To help in the evaluation process, seven specific types of presentation methods have been identified and each serves its own purpose when it comes to developing a student’s valuable communication skills. Teachers preparing for licensure by earning a Master of Arts in Teaching are encouraged to use this chart to help with student evaluations.*

Presentation Type Purpose Assessment Criteria
1: Recount To tell what happened Accurately describes the sequence of events
2: Instruction To present a lesson or demonstrate a skill Clearly describes the content or how to perform or execute the skill
3: Narrative To entertain, inform, or share thoughts and reflections Describes information in an entertaining way
4: Information Report To describe what is known about a certain topic Presents information in a clear and organized way
5: Explanation To explain causes and effects Provides logical reasons behind causes and effects; tells why rather than what
6: Argument To lay out a position and support it Lays out a clear position, cites evidence and reasons, considers counterarguments
7: Inquiry To develop and support a hypothesis through research Presents a well-formed and feasible hypothesis; uses multiple sources of evidence to support it

Of course, there are a number of things teachers (and parents) can do to help their budding orators—including encouraging them to practice with peers, rewarding their hard work, and offering constructive feedback.
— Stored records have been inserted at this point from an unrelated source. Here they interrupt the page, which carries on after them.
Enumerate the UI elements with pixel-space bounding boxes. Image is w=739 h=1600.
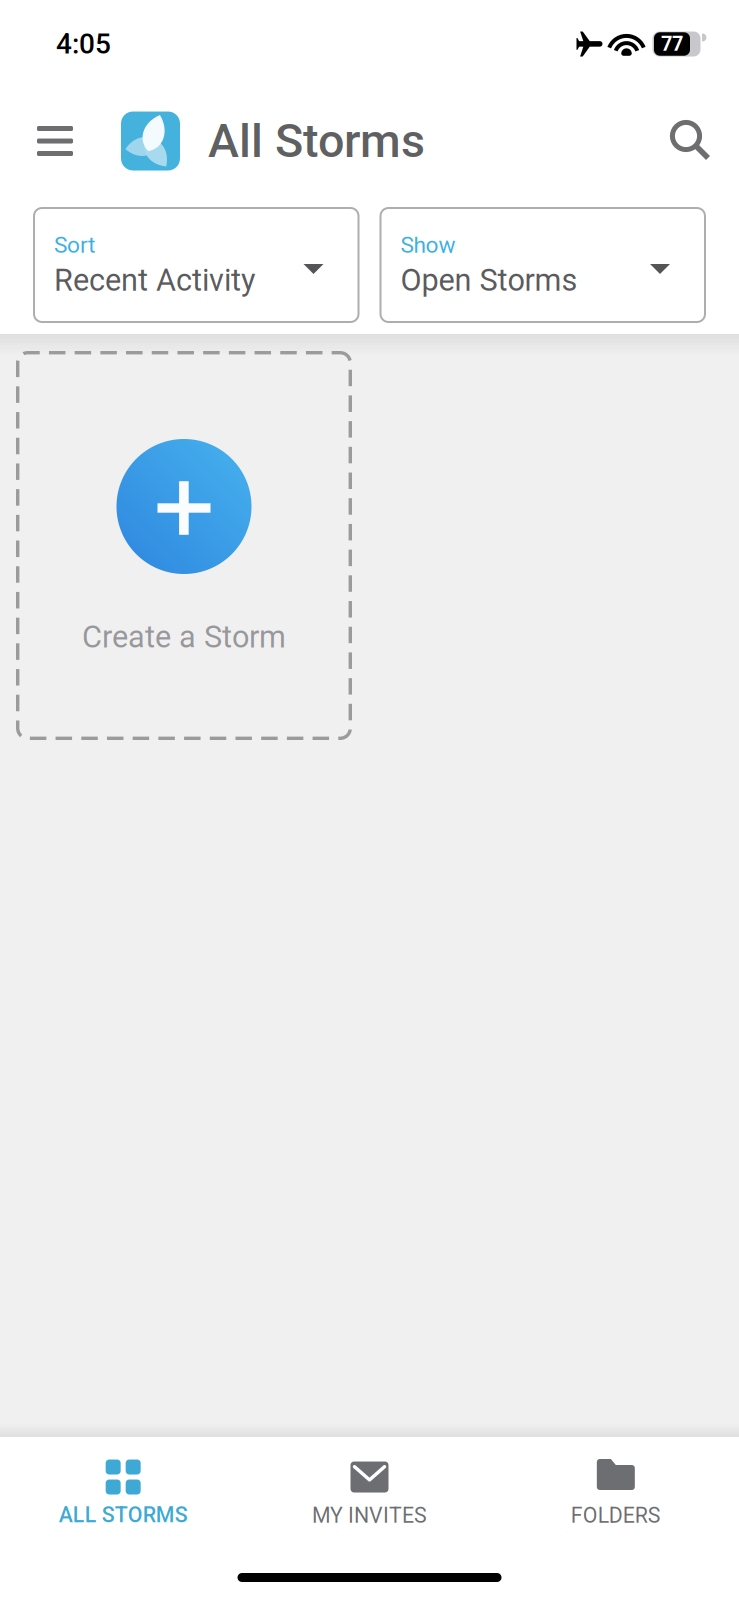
staticText: 77 [661,32,683,56]
button[interactable]: Show [380,207,706,323]
staticText: FOLDERS [571,1503,661,1528]
staticText: Open Storms [400,262,578,298]
button[interactable]: Create a Storm [16,351,352,740]
staticText: Recent Activity [54,262,256,298]
staticText: Show [400,232,456,258]
button[interactable]: ALL STORMS [0,1438,246,1542]
staticText: ALL STORMS [59,1502,188,1528]
button[interactable]: Sort [33,207,360,323]
button[interactable]: Search [648,98,739,184]
staticText: Create a Storm [82,619,286,655]
button[interactable]: Menu [0,100,121,182]
staticText: MY INVITES [312,1503,427,1528]
staticText: All Storms [208,114,425,168]
staticText: Sort [54,232,95,258]
staticText: 4:05 [56,28,111,60]
button[interactable]: FOLDERS [493,1437,739,1542]
button[interactable]: MY INVITES [246,1437,493,1542]
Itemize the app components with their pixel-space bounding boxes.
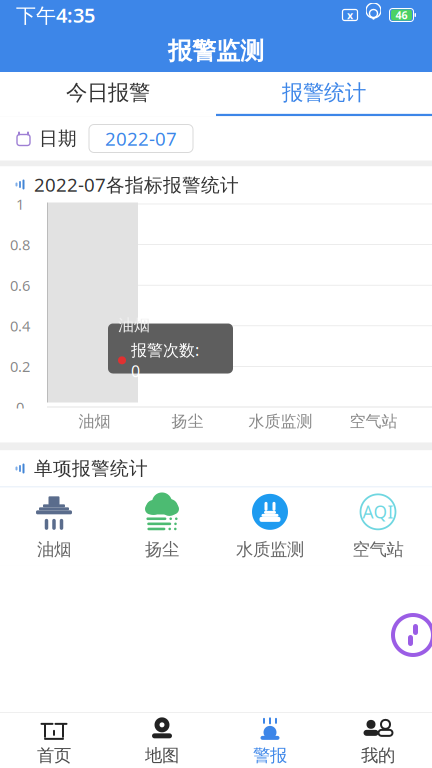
staticText: 首页: [37, 745, 71, 766]
button[interactable]: 快捷操作: [390, 612, 432, 658]
staticText: 油烟: [118, 315, 150, 335]
staticText: 今日报警: [66, 80, 150, 106]
staticText: 扬尘: [145, 539, 179, 560]
staticText: 警报: [253, 745, 287, 766]
button[interactable]: 首页: [0, 713, 108, 768]
staticText: AQI: [362, 500, 394, 523]
staticText: 0.8: [10, 235, 30, 254]
staticText: 2022-07: [105, 126, 177, 151]
staticText: 0.6: [10, 276, 30, 295]
staticText: 1: [16, 194, 24, 214]
staticText: 2022-07各指标报警统计: [34, 172, 239, 197]
staticText: 空气站: [350, 412, 398, 431]
staticText: 下午4:35: [16, 2, 95, 28]
staticText: 报警统计: [282, 80, 366, 106]
staticText: 46: [396, 8, 408, 22]
staticText: 报警监测: [168, 36, 264, 66]
button[interactable]: 今日报警: [0, 72, 216, 116]
button[interactable]: 警报: [216, 713, 324, 768]
staticText: 油烟: [37, 539, 71, 560]
staticText: 报警次数: 0: [131, 339, 199, 382]
staticText: 水质监测: [248, 412, 312, 431]
staticText: 水质监测: [236, 539, 304, 560]
staticText: 日期: [39, 127, 77, 150]
staticText: 0.2: [10, 357, 30, 376]
staticText: x: [347, 8, 353, 22]
staticText: 单项报警统计: [34, 457, 148, 480]
button[interactable]: 地图: [108, 713, 216, 768]
button[interactable]: AQI: [324, 488, 432, 566]
staticText: 0.4: [10, 316, 30, 336]
button[interactable]: 2022-07: [89, 124, 193, 152]
button[interactable]: 报警统计: [216, 72, 432, 116]
staticText: 空气站: [352, 539, 404, 560]
staticText: 油烟: [78, 412, 110, 431]
button[interactable]: 油烟: [0, 488, 108, 566]
staticText: 地图: [145, 745, 179, 766]
staticText: 0: [16, 397, 24, 417]
staticText: 我的: [361, 745, 395, 766]
staticText: 扬尘: [172, 412, 204, 431]
button[interactable]: 扬尘: [108, 488, 216, 566]
button[interactable]: 我的: [324, 713, 432, 768]
button[interactable]: 水质监测: [216, 488, 324, 566]
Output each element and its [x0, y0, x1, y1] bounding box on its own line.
If everything goes as planned, by the time these students reach high school, they could be ready for the debate team. Shortly thereafter, those same individuals may just find that their ability to collect, comprehend, and communicate information in the form of an effective presentation helps them land the job of their dreams.

*Silver, H. F., Strong, R. W., & Perini, M. J. (2009). The Strategic Teacher: Selecting the Right Research-Based Strategy for Every Lesson. Upper Saddle River, NJ: Pearson Education, Inc.